When we see, hear or even touch a word, a signal travels to our amygdala where the word is processed. Some words trigger an emotional response. One such word for me is accountability. It didn't used to cause an emotional response. It is a very common word in the business lexicon. However, over the years, accountability has become associated with blame. Now, when I hear someone use the word accountability. I get nervous, I start to get a little twitchy. Am I observing a finger pointer, someone who likes to play the blame game? Someone who is perfectly willing to delegate so long as "you don't mess up". This leadership style belongs in a Sopranos episode. You can't manage through fear. Not in today's collaborative environments. One we way we change attitudes is by starting with changing the language we use. What if we started talking less about word accountability and more about responsibility.

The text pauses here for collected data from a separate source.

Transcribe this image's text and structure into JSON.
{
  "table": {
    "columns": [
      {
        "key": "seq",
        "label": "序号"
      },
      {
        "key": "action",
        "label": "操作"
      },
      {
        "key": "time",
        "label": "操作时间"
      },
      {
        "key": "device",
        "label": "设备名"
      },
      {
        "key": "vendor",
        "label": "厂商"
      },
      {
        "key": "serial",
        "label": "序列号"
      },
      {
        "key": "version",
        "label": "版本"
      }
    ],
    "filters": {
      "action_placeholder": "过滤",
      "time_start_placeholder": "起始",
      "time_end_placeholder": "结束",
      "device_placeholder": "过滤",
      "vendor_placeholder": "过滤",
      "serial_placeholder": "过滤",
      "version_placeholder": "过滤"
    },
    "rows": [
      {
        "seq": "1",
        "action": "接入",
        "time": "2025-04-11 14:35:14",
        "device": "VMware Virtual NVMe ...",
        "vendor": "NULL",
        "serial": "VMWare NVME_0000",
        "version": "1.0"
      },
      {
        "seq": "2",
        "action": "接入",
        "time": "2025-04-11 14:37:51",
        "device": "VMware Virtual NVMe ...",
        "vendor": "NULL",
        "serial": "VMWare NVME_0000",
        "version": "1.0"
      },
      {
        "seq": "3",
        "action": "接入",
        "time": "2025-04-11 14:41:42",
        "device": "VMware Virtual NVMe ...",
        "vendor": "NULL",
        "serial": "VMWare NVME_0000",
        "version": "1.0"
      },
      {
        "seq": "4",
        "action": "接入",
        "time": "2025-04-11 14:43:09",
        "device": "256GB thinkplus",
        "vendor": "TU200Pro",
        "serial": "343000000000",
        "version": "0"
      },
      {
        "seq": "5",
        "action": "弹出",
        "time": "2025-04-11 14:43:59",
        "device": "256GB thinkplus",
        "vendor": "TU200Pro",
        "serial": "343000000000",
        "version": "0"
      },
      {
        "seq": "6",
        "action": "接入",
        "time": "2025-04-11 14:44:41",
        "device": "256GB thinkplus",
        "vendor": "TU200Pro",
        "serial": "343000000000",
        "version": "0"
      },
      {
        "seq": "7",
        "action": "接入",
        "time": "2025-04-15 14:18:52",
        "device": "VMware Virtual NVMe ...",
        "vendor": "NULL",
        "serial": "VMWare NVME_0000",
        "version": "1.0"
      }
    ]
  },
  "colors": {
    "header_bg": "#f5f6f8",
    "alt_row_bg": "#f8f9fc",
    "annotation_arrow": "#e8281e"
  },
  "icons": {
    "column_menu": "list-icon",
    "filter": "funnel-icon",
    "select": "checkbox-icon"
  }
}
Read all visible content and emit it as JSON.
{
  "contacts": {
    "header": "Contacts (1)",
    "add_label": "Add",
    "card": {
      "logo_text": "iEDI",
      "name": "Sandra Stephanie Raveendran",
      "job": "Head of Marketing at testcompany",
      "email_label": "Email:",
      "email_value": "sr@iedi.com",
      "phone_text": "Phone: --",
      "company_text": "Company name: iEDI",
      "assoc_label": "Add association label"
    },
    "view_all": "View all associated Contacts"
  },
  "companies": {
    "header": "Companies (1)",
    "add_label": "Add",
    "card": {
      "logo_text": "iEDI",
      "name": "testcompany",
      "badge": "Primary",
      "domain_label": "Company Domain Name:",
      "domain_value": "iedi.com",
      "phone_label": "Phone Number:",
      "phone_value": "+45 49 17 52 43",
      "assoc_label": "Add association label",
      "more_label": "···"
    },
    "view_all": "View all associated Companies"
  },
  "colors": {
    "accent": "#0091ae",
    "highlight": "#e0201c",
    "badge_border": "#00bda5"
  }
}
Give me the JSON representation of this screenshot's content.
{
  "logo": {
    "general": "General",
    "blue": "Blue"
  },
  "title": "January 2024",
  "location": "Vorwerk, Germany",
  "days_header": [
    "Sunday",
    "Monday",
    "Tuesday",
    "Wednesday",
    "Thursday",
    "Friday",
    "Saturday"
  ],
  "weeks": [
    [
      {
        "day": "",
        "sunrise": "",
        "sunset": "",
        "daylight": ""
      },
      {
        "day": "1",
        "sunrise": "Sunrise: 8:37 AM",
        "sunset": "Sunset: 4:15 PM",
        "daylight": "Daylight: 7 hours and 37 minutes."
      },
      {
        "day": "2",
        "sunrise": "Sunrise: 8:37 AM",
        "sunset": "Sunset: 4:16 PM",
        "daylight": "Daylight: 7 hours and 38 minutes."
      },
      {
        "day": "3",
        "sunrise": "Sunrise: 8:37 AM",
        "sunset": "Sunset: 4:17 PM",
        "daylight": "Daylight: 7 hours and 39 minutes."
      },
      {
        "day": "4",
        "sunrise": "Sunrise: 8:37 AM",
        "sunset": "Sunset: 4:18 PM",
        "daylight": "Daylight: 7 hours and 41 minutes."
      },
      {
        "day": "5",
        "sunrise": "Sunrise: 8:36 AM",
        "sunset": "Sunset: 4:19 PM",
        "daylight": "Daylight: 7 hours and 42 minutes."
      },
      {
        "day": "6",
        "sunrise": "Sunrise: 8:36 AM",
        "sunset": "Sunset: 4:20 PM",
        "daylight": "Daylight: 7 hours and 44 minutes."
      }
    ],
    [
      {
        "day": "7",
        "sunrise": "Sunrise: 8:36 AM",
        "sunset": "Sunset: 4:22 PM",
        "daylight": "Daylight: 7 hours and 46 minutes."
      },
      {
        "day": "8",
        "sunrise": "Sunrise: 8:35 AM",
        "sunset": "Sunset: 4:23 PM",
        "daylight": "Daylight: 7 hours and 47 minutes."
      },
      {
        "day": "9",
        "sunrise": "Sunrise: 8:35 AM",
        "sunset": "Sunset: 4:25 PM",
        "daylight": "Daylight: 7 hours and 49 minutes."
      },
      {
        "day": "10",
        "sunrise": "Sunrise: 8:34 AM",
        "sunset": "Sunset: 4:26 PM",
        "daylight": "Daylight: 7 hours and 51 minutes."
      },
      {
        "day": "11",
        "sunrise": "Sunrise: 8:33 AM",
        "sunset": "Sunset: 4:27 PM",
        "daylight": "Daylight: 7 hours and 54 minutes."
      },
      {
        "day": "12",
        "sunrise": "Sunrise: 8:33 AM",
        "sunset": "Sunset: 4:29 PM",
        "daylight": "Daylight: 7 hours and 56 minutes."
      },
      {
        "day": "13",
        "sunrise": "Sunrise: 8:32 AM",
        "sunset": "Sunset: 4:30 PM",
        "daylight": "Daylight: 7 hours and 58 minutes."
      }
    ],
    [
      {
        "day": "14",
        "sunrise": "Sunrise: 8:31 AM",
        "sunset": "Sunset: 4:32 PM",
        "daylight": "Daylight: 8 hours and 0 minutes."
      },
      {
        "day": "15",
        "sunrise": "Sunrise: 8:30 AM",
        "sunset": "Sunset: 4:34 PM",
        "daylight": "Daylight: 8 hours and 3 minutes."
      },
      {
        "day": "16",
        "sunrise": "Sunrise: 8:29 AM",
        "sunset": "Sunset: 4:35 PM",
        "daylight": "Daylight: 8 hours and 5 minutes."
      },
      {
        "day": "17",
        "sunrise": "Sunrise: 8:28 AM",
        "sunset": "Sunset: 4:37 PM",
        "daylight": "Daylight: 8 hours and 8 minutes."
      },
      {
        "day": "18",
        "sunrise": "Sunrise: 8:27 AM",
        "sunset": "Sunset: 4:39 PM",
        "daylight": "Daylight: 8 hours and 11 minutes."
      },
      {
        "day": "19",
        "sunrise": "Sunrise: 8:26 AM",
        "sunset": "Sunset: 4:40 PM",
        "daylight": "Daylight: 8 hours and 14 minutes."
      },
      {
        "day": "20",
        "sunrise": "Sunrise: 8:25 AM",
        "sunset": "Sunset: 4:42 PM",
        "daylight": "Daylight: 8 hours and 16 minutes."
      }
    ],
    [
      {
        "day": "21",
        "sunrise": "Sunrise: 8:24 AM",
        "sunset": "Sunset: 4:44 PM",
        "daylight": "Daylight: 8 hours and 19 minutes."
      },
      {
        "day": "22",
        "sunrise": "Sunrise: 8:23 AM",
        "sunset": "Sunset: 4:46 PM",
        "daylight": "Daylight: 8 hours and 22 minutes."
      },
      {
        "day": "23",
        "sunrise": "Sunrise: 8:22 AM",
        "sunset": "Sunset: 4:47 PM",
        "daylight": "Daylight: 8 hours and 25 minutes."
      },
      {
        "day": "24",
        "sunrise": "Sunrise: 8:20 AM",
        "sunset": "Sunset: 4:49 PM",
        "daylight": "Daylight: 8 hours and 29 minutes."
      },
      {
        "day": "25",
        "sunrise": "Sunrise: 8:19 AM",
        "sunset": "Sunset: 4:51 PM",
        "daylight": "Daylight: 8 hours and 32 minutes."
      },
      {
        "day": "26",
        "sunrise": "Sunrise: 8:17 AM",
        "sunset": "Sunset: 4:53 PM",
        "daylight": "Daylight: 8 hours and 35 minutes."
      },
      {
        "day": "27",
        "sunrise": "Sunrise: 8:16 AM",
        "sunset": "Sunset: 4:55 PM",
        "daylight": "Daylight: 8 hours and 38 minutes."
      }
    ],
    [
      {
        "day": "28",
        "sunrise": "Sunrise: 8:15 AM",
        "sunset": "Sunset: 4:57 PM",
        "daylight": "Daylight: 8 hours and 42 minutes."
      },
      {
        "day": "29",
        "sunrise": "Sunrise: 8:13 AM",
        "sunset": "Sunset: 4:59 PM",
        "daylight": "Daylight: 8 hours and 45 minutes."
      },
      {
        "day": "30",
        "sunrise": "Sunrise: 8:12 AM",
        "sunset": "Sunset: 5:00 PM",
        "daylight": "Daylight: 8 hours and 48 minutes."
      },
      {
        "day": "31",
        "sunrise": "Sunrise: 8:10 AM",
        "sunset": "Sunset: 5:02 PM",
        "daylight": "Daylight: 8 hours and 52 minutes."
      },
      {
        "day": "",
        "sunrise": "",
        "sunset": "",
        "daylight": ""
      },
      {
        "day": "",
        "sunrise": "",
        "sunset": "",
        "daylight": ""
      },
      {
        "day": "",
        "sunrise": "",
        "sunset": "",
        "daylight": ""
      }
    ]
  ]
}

But, we need to take it one step farther. We can't just start talking about being responsible. Christopher Avery explains it in The Responsibility Process: Unlocking Your Natural Ability to Live and Lead with Power:
Being responsible means being good and acceptable in the eyes of another. It means receiving approval. It means conforming to expectations. By definition, being responsible relies on feelings of shame and obligation, and in having ready-made answers of denial, blame and justification. No, clearly being responsible is not enough we need to go a step beyond. Taking responsibility is vastly different. It means to see yourself as a powerful causal force for your experience of life. You, through your choices and action or inaction, can be seen as the primary cause for your: happiness of unhappiness, success or lack of success, performance or lack of performance ...
Holding people accountable isn't effective. You can't manage through fear. We need to start fostering psychological safety. A very simple first step towards creating an environment where we all take collective responsibility is to retire the word accountability. Couple that with shifting the focus away from the individual and more onto teams that take collective responsibility and you will have built the foundation for lasting success.